Why knowing alternatives matters in Jenkins - Performance Analysis
Knowing different ways to do a task helps us see how fast or slow each way is.
We want to find out how the choice of method changes the work needed as tasks grow.
Analyze the time complexity of the following Jenkins pipeline steps.
pipeline {
agent any
stages {
stage('Build') {
steps {
script {
for (int i = 0; i < params.BUILD_COUNT; i++) {
echo "Building project #${i + 1}"
}
}
}
}
}
}
This code runs a build step multiple times based on a parameter.
Look for repeated actions that take time.

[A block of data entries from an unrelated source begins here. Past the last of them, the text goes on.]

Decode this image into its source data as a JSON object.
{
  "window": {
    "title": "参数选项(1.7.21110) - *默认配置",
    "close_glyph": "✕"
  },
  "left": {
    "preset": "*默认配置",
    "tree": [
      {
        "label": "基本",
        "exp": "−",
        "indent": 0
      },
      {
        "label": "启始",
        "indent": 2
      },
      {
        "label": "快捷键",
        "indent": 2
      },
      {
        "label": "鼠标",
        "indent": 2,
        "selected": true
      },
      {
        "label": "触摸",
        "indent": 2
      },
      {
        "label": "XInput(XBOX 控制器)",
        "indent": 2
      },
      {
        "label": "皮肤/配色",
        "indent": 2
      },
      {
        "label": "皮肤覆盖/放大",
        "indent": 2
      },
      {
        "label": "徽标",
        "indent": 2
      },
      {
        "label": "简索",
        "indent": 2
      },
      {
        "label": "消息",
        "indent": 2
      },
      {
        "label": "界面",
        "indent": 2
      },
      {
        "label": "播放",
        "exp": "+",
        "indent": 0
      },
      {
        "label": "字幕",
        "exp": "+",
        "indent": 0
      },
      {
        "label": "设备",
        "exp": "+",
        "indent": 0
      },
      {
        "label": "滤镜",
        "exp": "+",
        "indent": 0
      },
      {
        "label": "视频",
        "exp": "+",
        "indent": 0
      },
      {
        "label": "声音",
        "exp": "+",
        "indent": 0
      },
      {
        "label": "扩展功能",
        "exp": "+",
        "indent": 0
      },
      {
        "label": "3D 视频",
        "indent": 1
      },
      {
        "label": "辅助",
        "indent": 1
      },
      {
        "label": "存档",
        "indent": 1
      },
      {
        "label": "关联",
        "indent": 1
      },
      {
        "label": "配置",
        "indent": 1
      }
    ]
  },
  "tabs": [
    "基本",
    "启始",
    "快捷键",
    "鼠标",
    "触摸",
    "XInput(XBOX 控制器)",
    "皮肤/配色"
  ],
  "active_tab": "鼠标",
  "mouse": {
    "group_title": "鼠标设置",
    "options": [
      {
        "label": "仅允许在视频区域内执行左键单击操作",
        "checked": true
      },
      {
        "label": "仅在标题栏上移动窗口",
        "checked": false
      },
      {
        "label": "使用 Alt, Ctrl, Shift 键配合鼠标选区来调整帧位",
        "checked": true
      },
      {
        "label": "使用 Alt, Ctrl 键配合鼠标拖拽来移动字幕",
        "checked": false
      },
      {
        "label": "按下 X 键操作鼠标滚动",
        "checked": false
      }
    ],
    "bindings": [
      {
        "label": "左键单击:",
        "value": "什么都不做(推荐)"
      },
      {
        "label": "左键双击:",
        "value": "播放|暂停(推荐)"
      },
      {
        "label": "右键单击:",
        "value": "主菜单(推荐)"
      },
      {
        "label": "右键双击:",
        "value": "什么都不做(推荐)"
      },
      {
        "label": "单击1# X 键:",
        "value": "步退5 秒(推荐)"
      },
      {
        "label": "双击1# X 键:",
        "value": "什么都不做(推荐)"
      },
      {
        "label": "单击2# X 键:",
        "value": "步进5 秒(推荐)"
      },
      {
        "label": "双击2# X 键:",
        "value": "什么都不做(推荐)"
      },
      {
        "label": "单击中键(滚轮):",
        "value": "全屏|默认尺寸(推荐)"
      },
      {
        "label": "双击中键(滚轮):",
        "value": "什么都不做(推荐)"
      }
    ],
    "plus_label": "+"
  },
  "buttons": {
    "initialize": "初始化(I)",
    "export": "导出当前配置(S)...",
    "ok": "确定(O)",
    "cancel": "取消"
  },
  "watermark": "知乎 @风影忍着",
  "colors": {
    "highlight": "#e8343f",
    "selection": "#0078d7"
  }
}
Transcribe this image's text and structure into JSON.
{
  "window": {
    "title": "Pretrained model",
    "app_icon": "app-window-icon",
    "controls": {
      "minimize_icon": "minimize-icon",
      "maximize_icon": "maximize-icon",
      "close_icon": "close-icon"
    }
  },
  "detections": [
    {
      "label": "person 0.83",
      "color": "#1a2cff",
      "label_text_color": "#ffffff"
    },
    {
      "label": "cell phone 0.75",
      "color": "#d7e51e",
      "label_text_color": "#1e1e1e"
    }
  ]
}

- Primary operation: The for-loop that runs the build step.
- How many times: It runs as many times as the BUILD_COUNT parameter.
As BUILD_COUNT grows, the number of build steps grows the same way.

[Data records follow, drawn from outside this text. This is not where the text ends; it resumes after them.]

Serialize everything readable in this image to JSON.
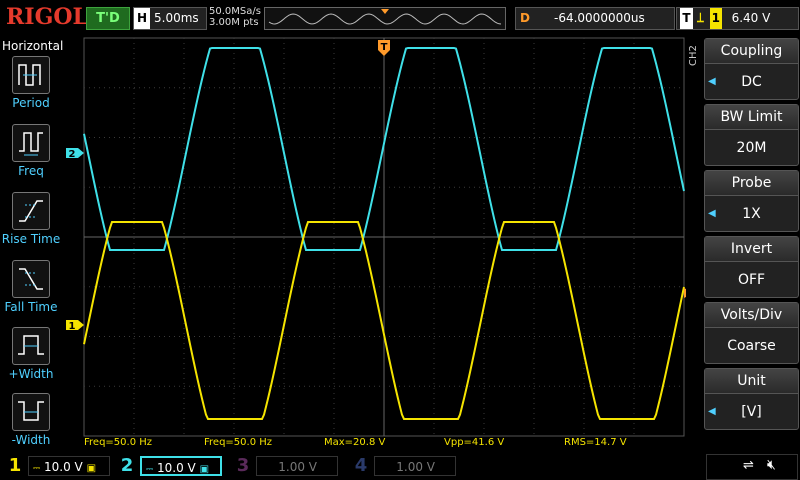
{
  "header": {
    "logo": "RIGOL",
    "run_status": "T'D",
    "timebase": {
      "key": "H",
      "value": "5.00ms"
    },
    "sample_rate": "50.0MSa/s",
    "memory_depth": "3.00M pts",
    "delay": {
      "key": "D",
      "value": "-64.0000000us"
    },
    "trigger": {
      "key": "T",
      "source": "1",
      "level": "6.40 V"
    }
  },
  "left_menu": {
    "title": "Horizontal",
    "items": [
      {
        "label": "Period"
      },
      {
        "label": "Freq"
      },
      {
        "label": "Rise Time"
      },
      {
        "label": "Fall Time"
      },
      {
        "label": "+Width"
      },
      {
        "label": "-Width"
      }
    ]
  },
  "right_menu": {
    "channel_tag": "CH2",
    "items": [
      {
        "title": "Coupling",
        "value": "DC"
      },
      {
        "title": "BW Limit",
        "value": "20M"
      },
      {
        "title": "Probe",
        "value": "1X"
      },
      {
        "title": "Invert",
        "value": "OFF"
      },
      {
        "title": "Volts/Div",
        "value": "Coarse"
      },
      {
        "title": "Unit",
        "value": "[V]"
      }
    ]
  },
  "measurements": [
    "Freq=50.0 Hz",
    "Freq=50.0 Hz",
    "Max=20.8 V",
    "Vpp=41.6 V",
    "RMS=14.7 V"
  ],
  "channels": [
    {
      "number": "1",
      "scale": "10.0 V",
      "color": "#f5e400",
      "active": true
    },
    {
      "number": "2",
      "scale": "10.0 V",
      "color": "#3fe0e8",
      "active": true
    },
    {
      "number": "3",
      "scale": "1.00 V",
      "color": "#c040c0",
      "active": false
    },
    {
      "number": "4",
      "scale": "1.00 V",
      "color": "#3a6ad8",
      "active": false
    }
  ],
  "markers": {
    "ch1": "1",
    "ch2": "2",
    "trigger": "T"
  },
  "colors": {
    "ch1": "#f5e400",
    "ch2": "#3fe0e8",
    "trigger": "#ff9a2a",
    "accent": "#4fd0ff",
    "logo": "#e53a2c"
  }
}
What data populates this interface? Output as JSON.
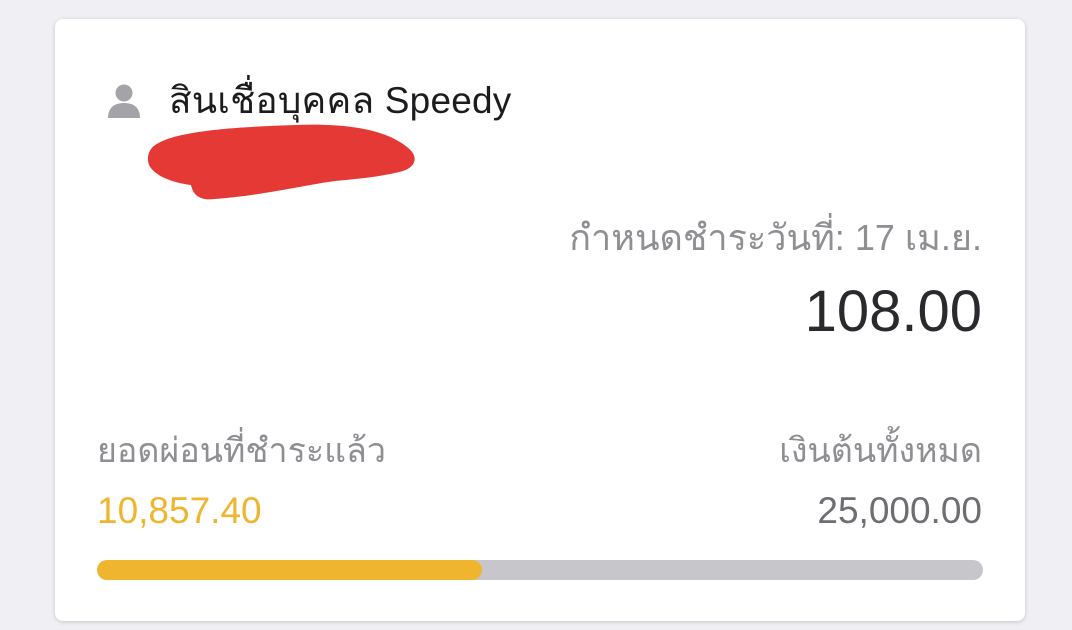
{
  "loan": {
    "title": "สินเชื่อบุคคล Speedy",
    "icon": "user-icon",
    "due_label": "กำหนดชำระวันที่: 17 เม.ย.",
    "due_amount": "108.00",
    "paid_label": "ยอดผ่อนที่ชำระแล้ว",
    "paid_value": "10,857.40",
    "total_label": "เงินต้นทั้งหมด",
    "total_value": "25,000.00",
    "progress_fraction": 0.4343
  },
  "colors": {
    "accent": "#efb52e",
    "track": "#c7c6cb",
    "redaction": "#e53935"
  }
}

| Input Size (BUILD_COUNT) | Approx. Operations |
|---|---|
| 10 | 10 build steps |
| 100 | 100 build steps |
| 1000 | 1000 build steps |
Pattern observation: The work grows directly with the number of builds requested.
Time Complexity: O(n)
This means if you double the number of builds, the total work roughly doubles too.
[X] Wrong: "Running builds in a loop always takes the same time no matter how many builds."
[OK] Correct: Each build adds more work, so more builds mean more time spent.
Understanding how different ways to run tasks affect time helps you explain your choices clearly in real projects.
"What if we replaced the loop with parallel build steps? How would the time complexity change?"